State v. Gillihan

Annotate this Case

469 P.2d 514 (1970)

81 N.M. 535

STATE of New Mexico, Plaintiff-Appellee, v. Riley Iven Gillihan, alias Riley Coots, Defendant-Appellant.

No. 8980.

Supreme Court of New Mexico.

May 18, 1970.

J. Wayne Woodbury, Hilton A. Dickson, Jr., Silver City, for defendant-appellant.

James A. Maloney, Atty. Gen., Frank N. Chavez, Asst. Atty. Gen., Santa Fe, for plaintiff-appellee.


SISK, Justice.

Defendant was convicted by a jury on each of four separate counts of murder in the first degree. On each conviction the jury verdict provided that capital punishment be imposed. The trial judge sentenced the defendant to the death penalty on each separate conviction, in accordance with § 40A-2-1(A), N.M.S.A. 1953 and with the then applicable § 40A-29-2, N.M.S.A. 1953. On appeal, this court issued a mandate on September 10, 1969, remanding the case for resentencing in accordance with the newly enacted provisions of §§ 40A-29-2.1, -2.2 and -2.3. N.M.S.A. 1953 (Supp. 1969). The court resentenced the defendant to life imprisonment on each of the four separate convictions, and provided that the second, third and fourth convictions be served concurrently with each other but consecutively to the life sentence imposed on the first conviction.

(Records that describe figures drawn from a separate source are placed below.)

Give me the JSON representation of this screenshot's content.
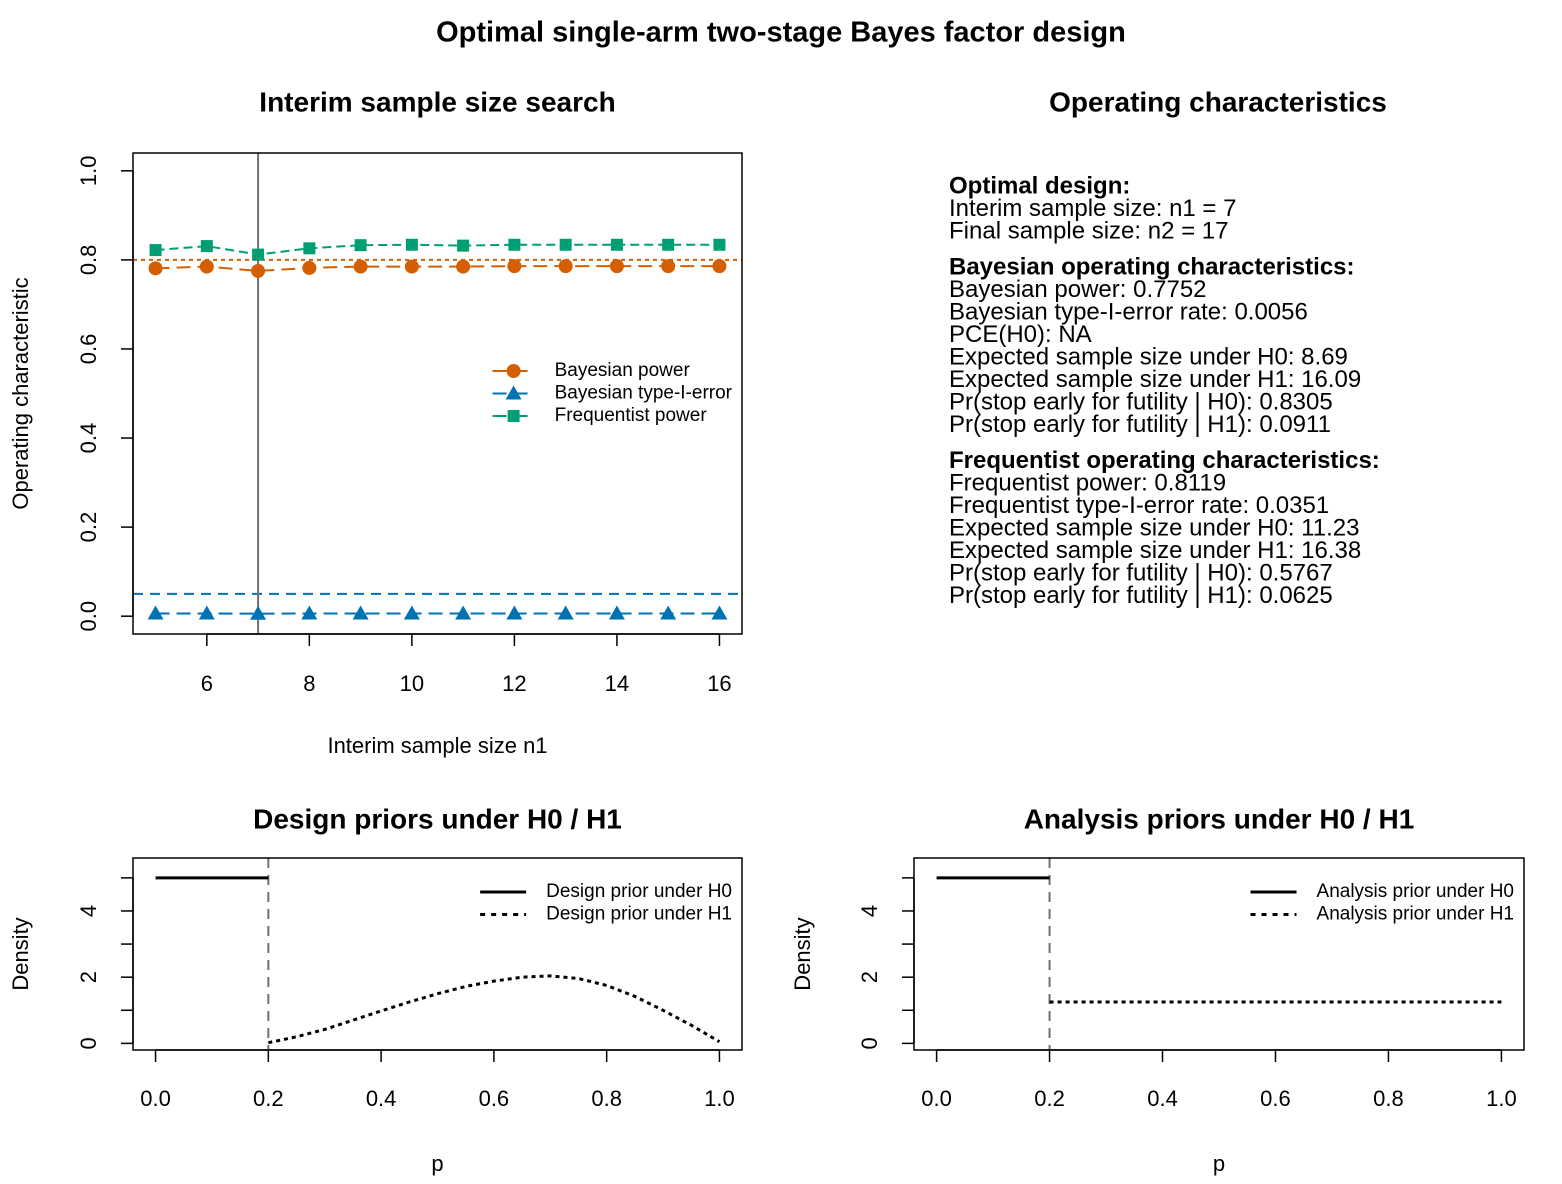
{
  "title": "Optimal single-arm two-stage Bayes factor design",
  "chart_data": [
    {
      "type": "line",
      "title": "Interim sample size search",
      "xlabel": "Interim sample size n1",
      "ylabel": "Operating characteristic",
      "x": [
        5,
        6,
        7,
        8,
        9,
        10,
        11,
        12,
        13,
        14,
        15,
        16
      ],
      "xlim": [
        4.56,
        16.44
      ],
      "xticks": [
        6,
        8,
        10,
        12,
        14,
        16
      ],
      "ylim": [
        -0.04,
        1.04
      ],
      "yticks": [
        {
          "value": 0,
          "label": "0.0"
        },
        0.2,
        0.4,
        0.6,
        0.8,
        {
          "value": 1,
          "label": "1.0"
        }
      ],
      "series": [
        {
          "name": "Bayesian power",
          "color": "#D55E00",
          "marker": "circle",
          "dash": "long",
          "values": [
            0.781,
            0.785,
            0.7752,
            0.782,
            0.785,
            0.785,
            0.785,
            0.786,
            0.786,
            0.786,
            0.786,
            0.786
          ]
        },
        {
          "name": "Bayesian type-I-error",
          "color": "#0072B2",
          "marker": "triangle",
          "dash": "long",
          "values": [
            0.006,
            0.006,
            0.0056,
            0.006,
            0.006,
            0.006,
            0.006,
            0.006,
            0.006,
            0.006,
            0.006,
            0.006
          ]
        },
        {
          "name": "Frequentist power",
          "color": "#009E73",
          "marker": "square",
          "dash": "short",
          "values": [
            0.822,
            0.831,
            0.8119,
            0.826,
            0.833,
            0.834,
            0.832,
            0.834,
            0.834,
            0.834,
            0.834,
            0.834
          ]
        }
      ],
      "hlines": [
        {
          "value": 0.8,
          "color": "#D55E00",
          "dash": "dotted"
        },
        {
          "value": 0.05,
          "color": "#0072B2",
          "dash": "dashed"
        }
      ],
      "vlines": [
        {
          "value": 7,
          "color": "#707070",
          "dash": "solid"
        }
      ],
      "legend": "right"
    },
    {
      "type": "line",
      "title": "Design priors under H0 / H1",
      "xlabel": "p",
      "ylabel": "Density",
      "xlim": [
        -0.04,
        1.04
      ],
      "xticks": [
        {
          "value": 0,
          "label": "0.0"
        },
        0.2,
        0.4,
        0.6,
        0.8,
        {
          "value": 1,
          "label": "1.0"
        }
      ],
      "ylim": [
        -0.2,
        5.6
      ],
      "yticks": [
        0,
        2,
        4
      ],
      "yticks_minor": [
        1,
        3,
        5
      ],
      "series": [
        {
          "name": "Design prior under H0",
          "color": "#000000",
          "dash": "solid",
          "x": [
            0,
            0.2
          ],
          "values": [
            5,
            5
          ]
        },
        {
          "name": "Design prior under H1",
          "color": "#000000",
          "dash": "dotted",
          "x": [
            0.2,
            0.25,
            0.3,
            0.35,
            0.4,
            0.45,
            0.5,
            0.55,
            0.6,
            0.65,
            0.7,
            0.75,
            0.8,
            0.85,
            0.9,
            0.95,
            1
          ],
          "values": [
            0.02,
            0.2,
            0.42,
            0.7,
            0.98,
            1.25,
            1.5,
            1.72,
            1.88,
            2.0,
            2.04,
            1.96,
            1.75,
            1.42,
            1.0,
            0.55,
            0.05
          ]
        }
      ],
      "vlines": [
        {
          "value": 0.2,
          "color": "#707070",
          "dash": "dashed"
        }
      ],
      "legend": "topright"
    },
    {
      "type": "line",
      "title": "Analysis priors under H0 / H1",
      "xlabel": "p",
      "ylabel": "Density",
      "xlim": [
        -0.04,
        1.04
      ],
      "xticks": [
        {
          "value": 0,
          "label": "0.0"
        },
        0.2,
        0.4,
        0.6,
        0.8,
        {
          "value": 1,
          "label": "1.0"
        }
      ],
      "ylim": [
        -0.2,
        5.6
      ],
      "yticks": [
        0,
        2,
        4
      ],
      "yticks_minor": [
        1,
        3,
        5
      ],
      "series": [
        {
          "name": "Analysis prior under H0",
          "color": "#000000",
          "dash": "solid",
          "x": [
            0,
            0.2
          ],
          "values": [
            5,
            5
          ]
        },
        {
          "name": "Analysis prior under H1",
          "color": "#000000",
          "dash": "dotted",
          "x": [
            0.2,
            1
          ],
          "values": [
            1.25,
            1.25
          ]
        }
      ],
      "vlines": [
        {
          "value": 0.2,
          "color": "#707070",
          "dash": "dashed"
        }
      ],
      "legend": "topright"
    }
  ],
  "text_panel": {
    "title": "Operating characteristics",
    "sections": [
      {
        "heading": "Optimal design:",
        "lines": [
          "Interim sample size: n1 = 7",
          "Final sample size: n2 = 17"
        ]
      },
      {
        "heading": "Bayesian operating characteristics:",
        "lines": [
          "Bayesian power: 0.7752",
          "Bayesian type-I-error rate: 0.0056",
          "PCE(H0): NA",
          "Expected sample size under H0: 8.69",
          "Expected sample size under H1: 16.09",
          "Pr(stop early for futility | H0): 0.8305",
          "Pr(stop early for futility | H1): 0.0911"
        ]
      },
      {
        "heading": "Frequentist operating characteristics:",
        "lines": [
          "Frequentist power: 0.8119",
          "Frequentist type-I-error rate: 0.0351",
          "Expected sample size under H0: 11.23",
          "Expected sample size under H1: 16.38",
          "Pr(stop early for futility | H0): 0.5767",
          "Pr(stop early for futility | H1): 0.0625"
        ]
      }
    ]
  }
}
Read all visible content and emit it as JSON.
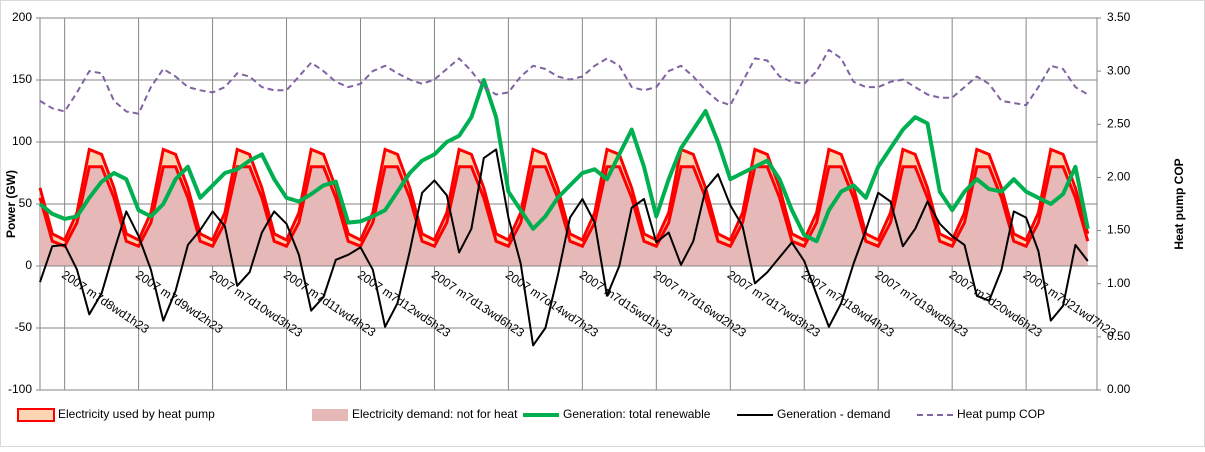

In this appeal, defendant contends that the court erred in imposing more than a single life sentence. We disagree, and hold that the consecutive life sentences imposed were permissible under the now applicable statutes, which provide:

"40A-29-2.1. Capital punishment limited. Punishment by death for any crime is abolished except for the crime of killing a police officer or prison or jail guard while in the performance of his duties and except if the jury recommends the death penalty when the defendant commits a second capital felony after time for due deliberation following commission of a capital felony. "40A-29-2.2. Maximum punishment. All crimes for which capital punishment is abolished by section 1 [40A-29-2.1] are punishable by a penalty of life imprisonment in the state penitentiary. "40A-29-2.3. Persons previously sentenced to death. Any person currently under penalty of death shall have such penalty revoked, and a penalty of life imprisonment substituted."

Defendant would construe the use of the words "a penalty" in § 40A-29-2.3, supra, to require that only one life sentence be imposed regardless of the number of separate capital crimes committed or the number of separate sentences which had previously been imposed. Such construction ignores the use of other statutory language which is also phrased in the singular. The statute clearly provides that "a penalty" of *516 life imprisonment shall be substituted for "such penalty" of death, and does not preclude the substitution of a life sentence for each such penalty previously imposed.

In Ex parte De Vore, 18 N.M. 246, 136 P. 47 (1913), this court held:

"Penal statutes are of course to be strictly construed, but they are not to be subjected to any strained or unnatural construction in order to work exemptions from their penalties. * * * * * * "But the rule does not exclude the application of common sense to the terms made use of in an act, in order to avoid an absurdity which the Legislature ought not to be presumed to have intended."

See, also, Territory v. Davenport, 17 N.M. 214, 124 P. 795 (1912); State v. Garcia, 78 N.M. 777, 438 P.2d 521 (Ct.App. 1968); State v. Ortiz, 78 N.M. 507, 433 P.2d 92 (Ct.App. 1967).

We find no language in the statute from which it can be implied that the legislature intended the effect of the statute to result in reducing four separate crimes to one crime or to prohibit the sentencing judge from substituting a separate penalty of life imprisonment for each separate penalty which was revoked by the statute. Nor does the statute prohibit the trial court from exercising his judgment and discretion as to whether such substituted sentences should be served consecutively or concurrently.

Defendant committed separate and distinct murders in the first degree which, unless prohibited by the legislature, justify separate, distinct and cumulative punishment. We cannot construe the statute which substitutes life imprisonment for death as prohibiting such punishment. We conclude that § 40A-29-2.3, supra, is not ambiguous.

Neither State v. Pace, 80 N.M. 364, 456 P.2d 197 (1969), nor State v. Peters, 69 N.M. 302, 366 P.2d 148 (1961), cited by defendant, are relevant to the determination of this appeal. In State v. Peters, supra, a sentence was imposed to run concurrently with another sentence despite express statutory provision that such particular sentence could not run concurrently with any other sentence. In State v. Pace, supra, the defendant was convicted of one murder and the death sentence imposed, and this court merely remanded the cause for resentencing in accordance with the newly effective statute.

The amended judgment and sentence are affirmed.

It is so ordered.

COMPTON, C.J., and TACKETT, J., concur.